Signori, il ritardo è servito! Sul piatto un prolungamento della chiusura del sottopassaggio di ben due settimane. La fine del cantiere è infatti stata posticipata dal 7 maggio al 21 maggio. Una boccone amaro per i commercianti di corso Torino e per i residenti della zona costretti a percorre la circonvallazione esterna, oppure al transito da porta Novara con l’attraversamento di due passaggio a livello. Resta invece garantito il transito a pedoni e ciclisti. Ma non basta a placare le lamentele dei residenti. Anche perché è necessario fare i conti con più cantieri aperti contemporaneamente. La scelta di avviare più lavori di manutenzione strade nello stesso memento basta a far discutere. Inoltre si aggiungono i ritardi. Eppure l’associazione commercianti, non più tardi di una settimana fa in occasione della presentazione dell’iniziativa della mini isola pedonale, aveva richiesto all’amministrazione cittadina una particolare attenzione sul rispetto delle tempistiche dei cantieri.

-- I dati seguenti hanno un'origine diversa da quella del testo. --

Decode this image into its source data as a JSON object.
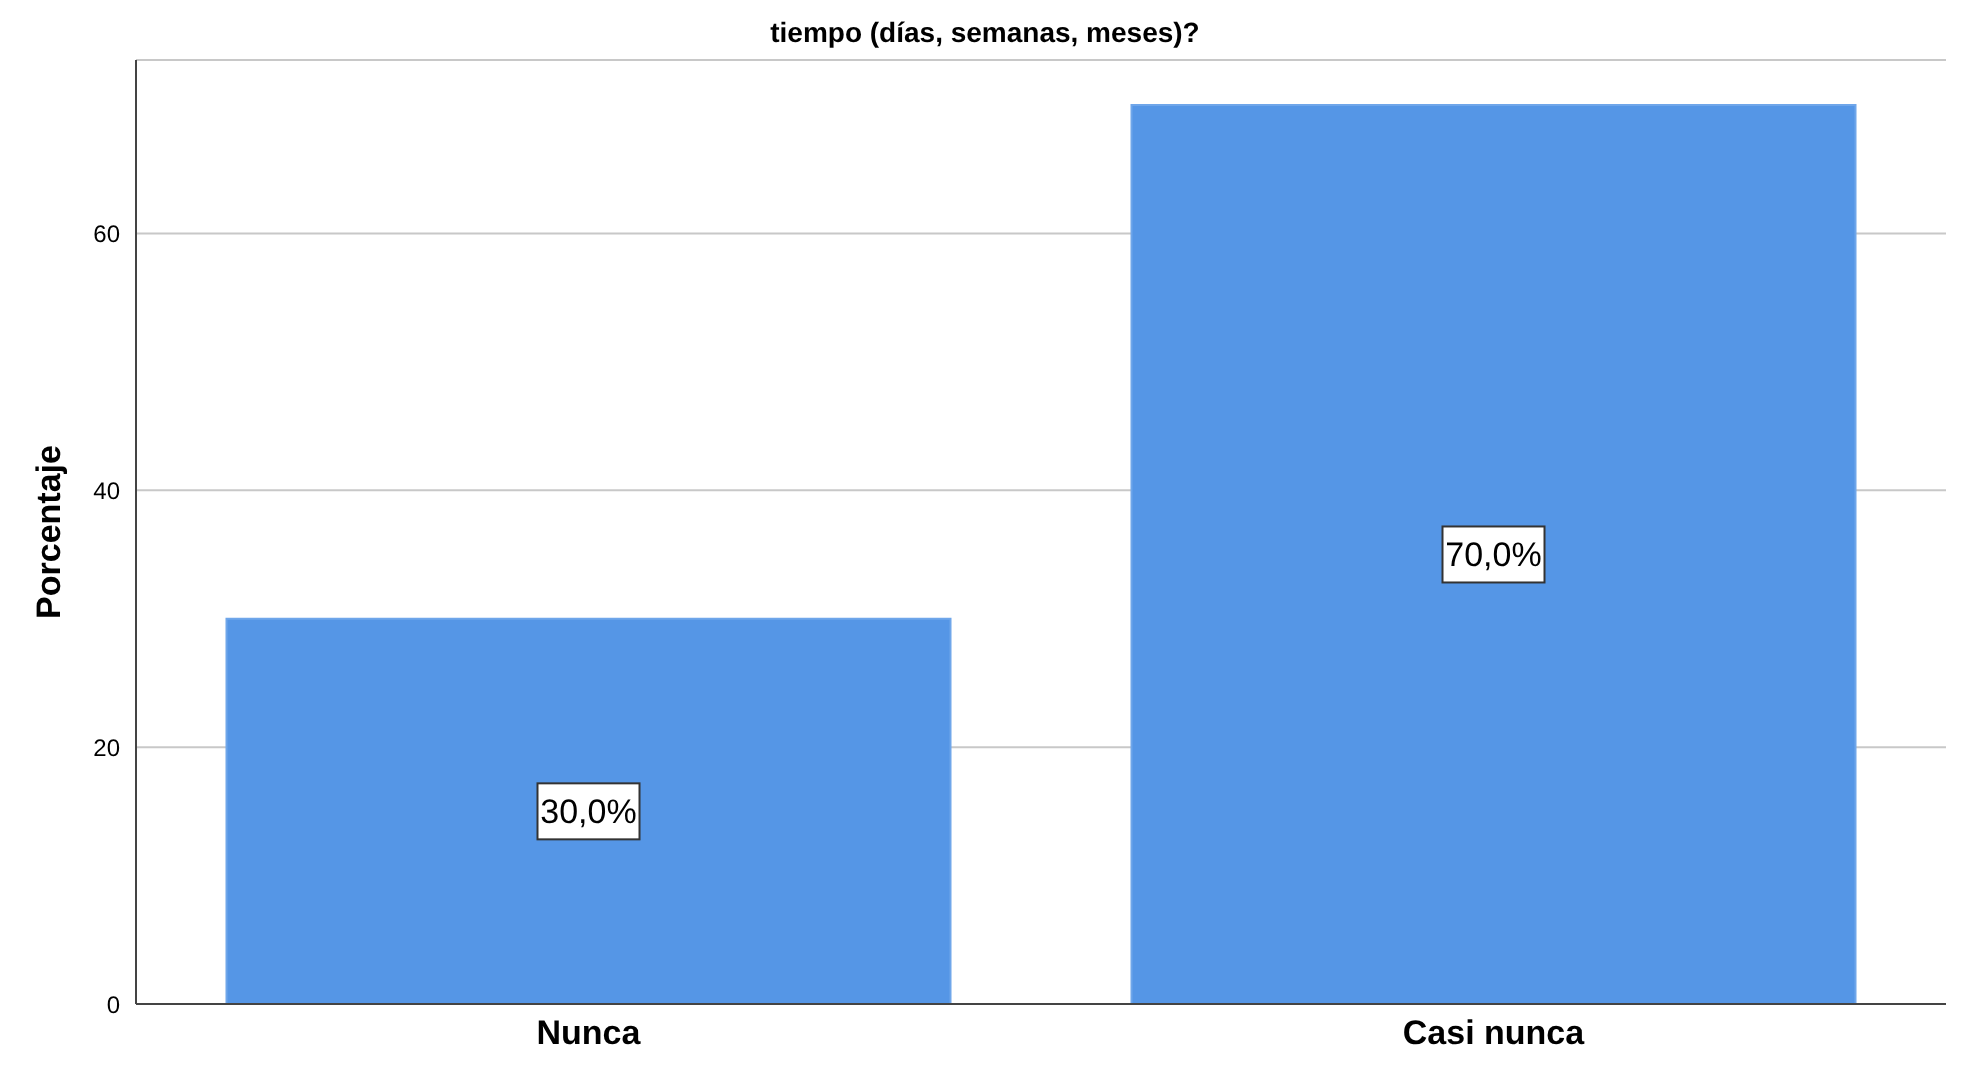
{
  "chart_data": {
    "type": "bar",
    "title": "tiempo (días, semanas, meses)?",
    "ylabel": "Porcentaje",
    "categories": [
      "Nunca",
      "Casi nunca"
    ],
    "values": [
      30,
      70
    ],
    "color": "#5596e6",
    "value_labels": [
      "30,0%",
      "70,0%"
    ],
    "ylim": [
      0,
      73.5
    ],
    "yticks": [
      0,
      20,
      40,
      60
    ],
    "grid": "y"
  }
}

E infatti ad arrivare puntale è stato il ritardo. C’è, come sempre, una spiegazione. Il colpevole è quel briccone di “Giove Pluvio”. Le condizioni meteorologiche avverse sono la causa dello slittamento di due settimane della riapertura del sottopassaggio. Non solo non ci deve essere pioggia, ma le pareti il soffitto del passaggio pedonale devono anche essere perfettamente asciutte per ultimare l’intervento di tinteggiatura. I lavori hanno un costo di 68mila euro e sono finanziati dal contributo regionale stanziato nel 2020 dalla Regione. Pareti, pavimentazione e soprattetto sono alcune delle aree soggette all’intervento. Lo scopo è quello di rimettere a nuovo una struttura da anni fortemente soggetta alle infiltrazioni. E sembra che, a lavori quasi ultimati, le infiltrazioni siano ancora di “casa”.